In .NET MVC and older legacy .NET applications, content was accessed using a Content Repository.

For example:

//filter products by a particular category
    int categoryID = 20; //ContentID of the category
    string categoryRowFilter = string.Format("ProductCategoryID = {0}", categoryID);
    string sortByTitle = "Title ASC";
    IList productsFilteredByCategory = module.Products.Items(categoryRowFilter, sortByTitle);


//get a subset of products from the list
    int skip = 10; //number of products to skip
    int take = 10; //number of products to take
    string rowFilter = ""; //not filtering by anything
    IList products = module.Products.Items(rowFilter, sortByTitle, take, skip);


//get products by their exact Content IDs
    int contentID = 2343;
    string contentIDs = "1232,43543,234";

    //GetById and GetItemsByIDs is found in Agility.Web.Extentions
    Product productByID = module.Products.GetById(contentID);
    IList productsByIDs = module.Products.GetItemsByIDs(contentIDs);


//sort products by IDs
    string sortIDs = "23,19,20,22,21";
    IList productsSortedByIDs = module.Products.SortByIDs(sortIDs);

In MVC4 applications, Views and Partial Views were used to render HTML with Models, where as .NET Core applications used View Components.

New

In .NET7 and later, content is now accessed using our Fetch API. Many benefits come from moving towards this approach with our Fetch API, including a Global CDN with caching and performance benefits.

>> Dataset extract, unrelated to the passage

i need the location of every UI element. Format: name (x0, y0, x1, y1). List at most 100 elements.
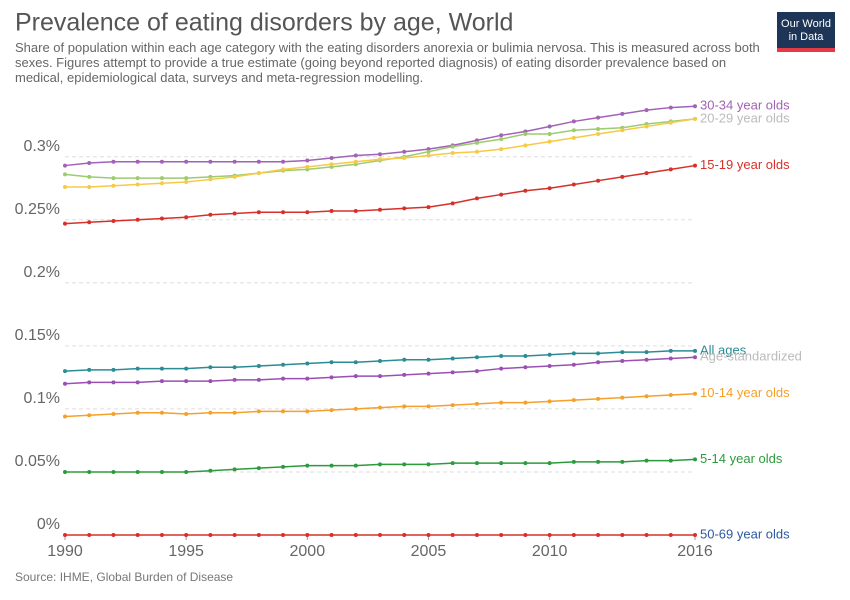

We've made configurations separate, but made to work together. Dependency Injection is used to inject the Fetch API service on start up, which wires up the HTTPS client for the ability to call our Fetch API:

// This method gets called by the runtime. Use this method to add services to the container.
    public void ConfigureServices(IServiceCollection services)
    {
        services.AddRazorPages();

        services.Configure<AppSettings>(Configuration.GetSection("AppSettings"));

        services.AddHttpContextAccessor();

        services.AddHttpClient<FetchApiService>();

        services.AddSingleton<AgilityRouteTransformer>();
    }

You can inject the Fetch API service anywhere in your project (View Components, Controllers, Etc):

   private readonly FetchApiService _fetchApiService;
        private readonly AppSettings _appSettings;


        public SiteHeader(FetchApiService fetchApiService, IOptions<AppSettings> appSettings)
        {
            _fetchApiService = fetchApiService;
            _appSettings = appSettings.Value;
        }

Dynamic Helpers are used to take JSON data and deserializes it to create strongly typed classes:

        var getItemParameters = new GetItemParameters()
            {
                ContentId = Constants.SiteHeaderContentId,
                Locale = locale
            };

            var content = await _fetchApiService.GetContentItem(getItemParameters);
            var siteHeader = DynamicHelpers.DeserializeTo<ContentItemResponse<Agility.Models.SiteHeader>>(content);

Set your strongly typed model and pass it to the View(s) you are rendering:

var siteHeaderModel = new SiteHeaderModel()
  {
      SiteHeader = siteHeader.Fields,
      SitemapPages = deserializedSitemap
  };

You can now also generate Model Types for content definitions using the Agility CLI.

Our new approach is more flexible and supports all the features of our Fetch API.

Page Management

Old

In older .NET applications, Page Management was handled with a global.asax file using routes.

New

In .NET7 and later, you now have the ability to opt-in/out of Page Management if you choose to.

Opting-in to Page Management is as simple as downloading the Agility Core Nuget Package and adding your endpoints.

Learn More

Redirects

Old

In older .NET applications, URL Redirections are enabled by default. This cannot be changed (opt-in/out or create your own)

New

In .NET7 and later, you can create your own redirect middleware and don't have to use Agility's option for redirects.

Adding URL Redirections to your application is as simple as downloading the Agility Core Nuget Package and adding your redirects to the Startup.cs file.